Jubilant FoodWorks plans to diversify into non-food biz

PTI New Delhi | Updated on March 12, 2018

(left) Mr Nigel Travis, CEO, Dunkin' Brands and President, Dunkin' Donuts flanked by Mr Shyam S. Bhartia, Chairman, Jubilant FoodWorks Ltd. (right) after signing of a master franchisee agreement to bring Dunkin' Donuts restaurants to India - Photo: Ramesh Sharma   -  Business Line

Jubilant FoodWorks Ltd that operates Dominos Pizza chain in India today said it plans to diversify into new areas, including operating hotels and other non-food segments such as garments and fashion accessories.

In a filing to the Bombay Stock Exchange (BSE), the company said it has sought shareholders’ approval through a postal ballot to enter into the new businesses.
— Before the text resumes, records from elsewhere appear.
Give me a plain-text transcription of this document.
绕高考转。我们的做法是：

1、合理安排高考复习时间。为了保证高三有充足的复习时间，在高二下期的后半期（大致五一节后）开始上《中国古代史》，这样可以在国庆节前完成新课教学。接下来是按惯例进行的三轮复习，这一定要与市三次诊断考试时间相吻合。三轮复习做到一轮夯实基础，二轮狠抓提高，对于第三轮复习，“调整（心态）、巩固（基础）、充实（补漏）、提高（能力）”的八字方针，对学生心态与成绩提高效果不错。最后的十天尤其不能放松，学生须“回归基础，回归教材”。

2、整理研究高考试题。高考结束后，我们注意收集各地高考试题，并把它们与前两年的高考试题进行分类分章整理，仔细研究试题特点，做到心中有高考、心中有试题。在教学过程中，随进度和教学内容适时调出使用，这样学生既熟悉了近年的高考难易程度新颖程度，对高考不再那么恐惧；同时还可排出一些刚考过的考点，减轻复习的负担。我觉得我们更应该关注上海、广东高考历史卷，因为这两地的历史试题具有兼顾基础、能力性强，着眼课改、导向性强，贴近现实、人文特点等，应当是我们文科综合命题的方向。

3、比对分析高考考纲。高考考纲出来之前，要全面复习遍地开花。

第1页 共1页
As per the company’s plans, it is seeking to enter into businesses such as stationary items, fashion accessories, toys, gift items, DVDs, VCDs and home decor items.

Besides, it is also looking to operate hotels, restaurants, beach resorts, health resorts, cafes and motels.

“The company has drawn up plans to tap huge market available by venturing into new business initiatives in the food business,” the filing said.

Other items that the company could start dealing in are baby and dietetic products, pickles, spices, wines and liquors.

The firm has intentions to cultivate, prepare or market any organic, agricultural or plantation produce and sell it in India or elsewhere.

Jubilant FoodWorks also said it could also look to construct, own, hire or maintain cold storages, ice plants, warehouses, freezing houses and room coolers for storing food products being dealt by the company as a part of its business in India.

The company will get to know if the shareholders have approved new plan when the result of the postal ballot is announced on April 21.

It has recently signed a master franchise agreement with US’ leading baked food and coffee chain Dunkin’ Donuts to bring the brand in the country.

Shares of the company closed today at Rs 561.75 per share on the BSE, down 0.18 per cent from its previous close.